Ein Spaß ist das nicht gerade. Zunächst einmal gilt es, sich auf diversen Webseiten zu registrieren und die genauen Parameter der Suche einzugeben. Das ist unbedingt notwendig, denn die Wohnung muss bei Größe und Miete dem entsprechen, was die Behörde bewilligt hat. Für unsere dreiköpfige Familie heißt das: Gesucht wird eine Dreizimmerwohnung für ca. 700 Euro. Ein Glückslos zu ziehen, ist wahrscheinlicher.

Teils Hunderte Anfragen in wenigen Minuten

Die beliebteste Online-Plattform in diesem Metier mit dem größten Angebot ist ImmoScout24. Auch Ebay, wo sonst mit Spielzeug, Möbeln, Mikrowellen und Fahrrädern gehandelt wird, sollte man wegen Wohnungsanzeigen im Blick behalten. Anbieter sind in der Regel Wohnungsgesellschaften. Private Vermieter arbeiten meist nicht mit den sozialen Diensten zusammen.

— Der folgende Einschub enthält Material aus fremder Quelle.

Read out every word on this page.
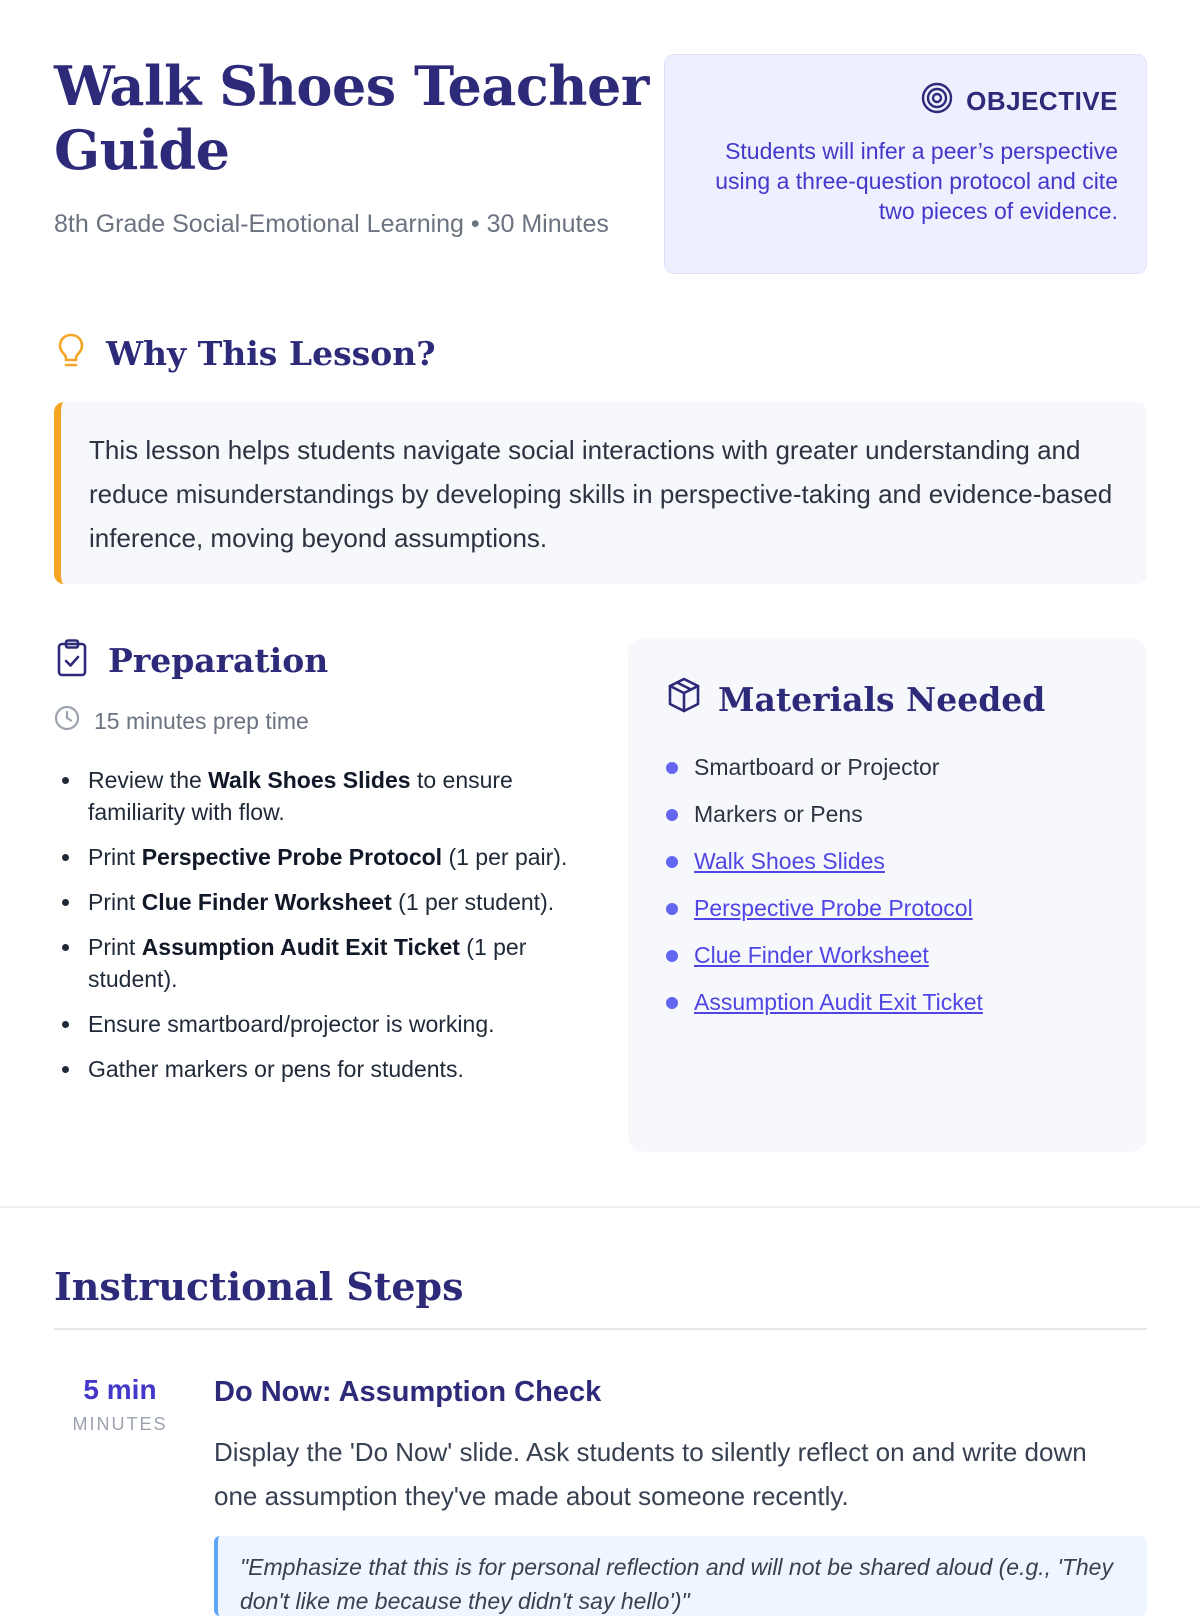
Walk Shoes Teacher Guide
8th Grade Social-Emotional Learning • 30 Minutes
OBJECTIVE
Students will infer a peer’s perspective using a three-question protocol and cite two pieces of evidence.
Why This Lesson?
This lesson helps students navigate social interactions with greater understanding and reduce misunderstandings by developing skills in perspective-taking and evidence-based inference, moving beyond assumptions.
Preparation
15 minutes prep time
Review the Walk Shoes Slides to ensure familiarity with flow.
Print Perspective Probe Protocol (1 per pair).
Print Clue Finder Worksheet (1 per student).
Print Assumption Audit Exit Ticket (1 per student).
Ensure smartboard/projector is working.
Gather markers or pens for students.
Materials Needed
Smartboard or Projector
Markers or Pens
Walk Shoes Slides
Perspective Probe Protocol
Clue Finder Worksheet
Assumption Audit Exit Ticket
Instructional Steps
5 min
MINUTES
Do Now: Assumption Check
Display the 'Do Now' slide. Ask students to silently reflect on and write down one assumption they've made about someone recently.
"Emphasize that this is for personal reflection and will not be shared aloud (e.g., 'They don't like me because they didn't say hello')"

Einmal registriert, wird man über eingehende neue Angebote benachrichtigt. Dann heißt es, schnell zu sein und praktisch sofort zu reagieren, denn innerhalb von Minuten können den Vermieter Hunderte Anfragen erreichen. Von denen wählt er dann 50 Glückspilze aus, die zu einer Wohnungsbesichtigung eingeladen werden, was natürlich noch längst nichts heißen will. Doch selbst in diese Sichtweite einer Wohnung bin ich bisher noch nicht gekommen. Einige Leute in unserem Wohnheim warten schon ein Jahr und länger darauf, endlich aus- und umziehen zu können. Aber ich bleibe dran. Es wäre ja gelacht, wenn wir nicht auch diese Prüfung meistern würden.